Una fonte dunque inesauribile di notizie, grandi e piccole, questo volume pubblicato nella collana di “Studi Santarcangiolesi” curata dal direttore della Biblioteca Comunale “Baldini” Pier Angelo Fontana. Collana  che intende, nel corso del tempo, rieditare le opere storiografiche più importanti per la ricostruzione delle vicende di Santarcangelo.

 

Marino Moretti

IL TRONO DEI POVERI

Romanzo di San Marino

Ente Cassa di Faetano

Marino Moretti nacque a Cesenatico nel 1885, e qui morì nel 1979. Autore di una prolifica produzione letteraria, in versi e in prosa, la sua attività si svolse tra Firenze e Cesenatico. Nel 1923 iniziò la sua collaborazione alla terza pagina de Il Corriere della Sera, che manterrà per oltre trenta anni. Tra il 1926 e il 1927 uscì a puntate sul “Secolo XX” il romanzo “Il trono dei poveri. Romanzo di San Marino” (oggi riedito, per il trentennale della morte, dall’Ente Cassa di Faetano, in collaborazione con la Biblioteca di Stato di San Marino, in un prezioso cofanetto che contiene anche una raccolta di saggi “Per una storia dell’autore e del romanzo”). Protagonista del romanzo è Marino Fogliani, giovane albino appartenente ad una antica e agiata famiglia sammarinese. L’uscita del romanzo poi in volume, all’inizio del 1928 per i tipi della Treves, provocò reazioni feroci da parte dell’establishment sammarinese. Il segretario agli esteri Giuliano Gozi (la cui famiglia controllava il Partito Fascista sammarinese – il fratello Manlio ne era il Segretario - che dal 1926 governava in maniera autoritaria la piccola Repubblica) in un discorso pubblico del 31 marzo 1928 decretò la condanna del romanzo. Fra il maggio e il novembre 1928 su “Il Popolo Sammarinese”, organo di stampa del Partito Fascista, comparvero numerosi articoli contro Moretti e il suo romanzo. Lo scrittore di Cesenatico “venne accusato di aver gettato la Repubblica nel ridicolo, di essere stato ingiurioso e di aver rappresentato il carattere del sammarinese in maniera “infedele”; che San Marino venisse rappresentato da un antieroe era cosa inaccettabile: piuttosto che albino, Fogliani avrebbe dovuto essere montanaro”, cioè mascolino. “Neppure era accettabile che divenisse simbolo di un pacifismo ritenuto imbelle”. Si criticava inoltre Moretti per la sua adesione nel maggio 1925 al Manifesto degli intellettuali antifascisti di Benedetto Croce e si lapidavano verbalmente i pochi sammarinesi, tra cui il leader socialista antifascista Pietro Franciosi, che invece avevano sottolineato i pregi dell’opera. La polemica cessò solo nel 1929, ma intanto Moretti era stato bandito dal territorio sammarinese e gli venne vietato l’ingresso in Repubblica.
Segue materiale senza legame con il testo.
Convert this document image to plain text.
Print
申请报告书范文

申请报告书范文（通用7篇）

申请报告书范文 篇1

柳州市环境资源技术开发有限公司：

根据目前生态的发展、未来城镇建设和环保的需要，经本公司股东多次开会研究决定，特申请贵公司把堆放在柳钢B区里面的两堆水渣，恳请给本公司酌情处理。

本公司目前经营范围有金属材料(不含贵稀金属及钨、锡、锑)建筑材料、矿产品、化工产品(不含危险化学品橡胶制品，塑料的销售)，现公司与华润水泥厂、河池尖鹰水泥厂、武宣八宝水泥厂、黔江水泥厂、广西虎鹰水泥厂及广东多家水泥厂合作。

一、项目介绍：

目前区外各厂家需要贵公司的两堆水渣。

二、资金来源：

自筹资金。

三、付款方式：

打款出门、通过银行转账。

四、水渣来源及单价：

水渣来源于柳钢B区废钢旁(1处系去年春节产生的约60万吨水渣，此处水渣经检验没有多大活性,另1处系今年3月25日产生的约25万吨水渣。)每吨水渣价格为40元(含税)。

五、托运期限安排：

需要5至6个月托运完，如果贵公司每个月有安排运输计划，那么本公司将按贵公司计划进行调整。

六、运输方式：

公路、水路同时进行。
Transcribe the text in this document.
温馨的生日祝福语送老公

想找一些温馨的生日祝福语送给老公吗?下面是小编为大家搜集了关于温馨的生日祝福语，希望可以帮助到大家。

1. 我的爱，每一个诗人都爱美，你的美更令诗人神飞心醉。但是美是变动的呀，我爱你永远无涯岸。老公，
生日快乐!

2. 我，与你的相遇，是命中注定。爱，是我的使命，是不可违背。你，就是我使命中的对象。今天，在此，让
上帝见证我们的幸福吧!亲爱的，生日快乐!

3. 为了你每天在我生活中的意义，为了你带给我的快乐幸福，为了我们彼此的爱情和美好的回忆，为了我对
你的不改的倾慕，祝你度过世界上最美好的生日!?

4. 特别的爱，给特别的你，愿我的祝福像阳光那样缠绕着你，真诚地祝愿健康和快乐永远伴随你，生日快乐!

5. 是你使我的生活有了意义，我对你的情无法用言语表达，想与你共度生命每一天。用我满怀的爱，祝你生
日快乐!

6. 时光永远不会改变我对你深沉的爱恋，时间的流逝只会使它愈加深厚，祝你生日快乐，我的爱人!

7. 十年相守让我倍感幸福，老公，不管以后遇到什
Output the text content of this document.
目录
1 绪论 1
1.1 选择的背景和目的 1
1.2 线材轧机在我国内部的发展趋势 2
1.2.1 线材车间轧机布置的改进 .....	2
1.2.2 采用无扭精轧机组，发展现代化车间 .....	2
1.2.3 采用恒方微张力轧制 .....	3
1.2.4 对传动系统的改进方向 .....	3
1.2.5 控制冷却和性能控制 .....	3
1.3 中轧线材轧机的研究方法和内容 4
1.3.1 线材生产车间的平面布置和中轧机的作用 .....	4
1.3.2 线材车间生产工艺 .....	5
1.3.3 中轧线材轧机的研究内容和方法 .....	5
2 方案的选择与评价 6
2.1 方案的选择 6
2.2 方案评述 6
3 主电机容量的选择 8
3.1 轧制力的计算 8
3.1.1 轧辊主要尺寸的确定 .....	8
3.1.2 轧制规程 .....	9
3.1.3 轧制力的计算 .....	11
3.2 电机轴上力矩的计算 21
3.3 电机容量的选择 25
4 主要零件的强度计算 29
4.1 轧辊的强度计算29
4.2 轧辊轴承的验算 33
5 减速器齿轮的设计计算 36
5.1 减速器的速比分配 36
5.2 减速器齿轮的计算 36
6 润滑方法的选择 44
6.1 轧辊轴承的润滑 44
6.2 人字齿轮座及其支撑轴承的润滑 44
Moretti tornò a San Marino solo il 9 novembre 1958 per ritirare il Premio la “Caveja d’oro”, riservato ai romagnoli illustri, promosso dalla Repubblica di San Marino e da Il Resto del Carlino. A trent’anni di distanza dalla furiosa polemica, quasi un doveroso riconoscimento a chi, “pur celebrandola, aveva ricevuto in cambio solo veleni e malignità” come scrive Laura Rossi, direttrice della Biblioteca Sammarinese.